If you haven’t read the book, The Maze Runner, by James Dashner, or seen the movie, it isn’t exactly a spoiler for me to tell you that the basic plot is that a large group of teenage boys (and one girl) are placed in a giant maze, with no recollection of their pasts, for some reason that doesn’t become clear until subsequent books in the series. (I’ve ventured into it only in order to know the sorts of ideas being pushed on my children and their peers.)
Apart from Dashner’s annoying tic of insisting that at least one teenage boy per chapter must “roll his eyes,” the first book is entertaining enough. Of course, in the hands of the wizards of Hollywood, even young-adult literature can be dumbed down further, and the movie brings some of the annoying tics of pop culture. The boys spend their nights drinking, in the movie, while in the book they’re keyed to their survival. They swear in the movie, but not in the book. And of course, all of the scenes and settings from the book that I really wanted to see brought to life had been edited out.

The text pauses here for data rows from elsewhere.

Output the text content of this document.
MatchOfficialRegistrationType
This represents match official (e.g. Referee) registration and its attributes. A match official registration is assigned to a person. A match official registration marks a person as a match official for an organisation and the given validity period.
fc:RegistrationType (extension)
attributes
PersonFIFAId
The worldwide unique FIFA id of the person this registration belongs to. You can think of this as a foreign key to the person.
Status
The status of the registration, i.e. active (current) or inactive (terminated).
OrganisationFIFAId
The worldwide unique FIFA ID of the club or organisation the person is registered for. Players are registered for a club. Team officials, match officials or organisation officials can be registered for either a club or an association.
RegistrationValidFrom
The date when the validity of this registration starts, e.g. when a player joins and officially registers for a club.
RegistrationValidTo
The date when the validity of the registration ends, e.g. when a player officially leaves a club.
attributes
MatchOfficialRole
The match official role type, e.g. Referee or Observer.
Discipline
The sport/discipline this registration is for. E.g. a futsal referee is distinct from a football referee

But the folks at Twentieth Century Fox really outdid themselves toward the end. (Here comes the spoiler.)
Although they get there by somewhat different routes, at the end of both the movie and the book the group splits in two: the daring group that wishes to chase down the chance that they’ve found a way out of the maze and the scared and heretofore complacent group that thinks it’s better to stay put and cower in fear from the monsters that come out at night.
The most surprising difference in the movie, though, is that it comes to more of a head, with the two groups standing there looking at each other. The daring group, thoroughly multiracial, with the only female, and the scared and superstitious group that had actually wanted to perform a human sacrifice (not in the book), whose leader is dogmatically insistent on “the rules” — all white males.
Actually, no, that’s not correct. If you watch very closely, you can see that the stay-behind group has one black guy in it, but as if to emphasize the racial divide, the director has him crouch down so that he isn’t visible in the close-up shot of his group, and the only time he’s visible after the groups have sorted themselves out is while walking away, from more of a distance.
These sorts of demographic decisions are everywhere in pop culture, and they have to be deliberate. Each one is ultimately minor, but it’s intriguing psychologically and sociologically, and the attention to detail in the great liberal narrative is amazing.
The irony, in the context of the Charlie Hebdo attack, is that it’s clear that it’s PC liberals who will stay behind from the charge toward life and freedom and engage in superstitious cowering, awaiting death.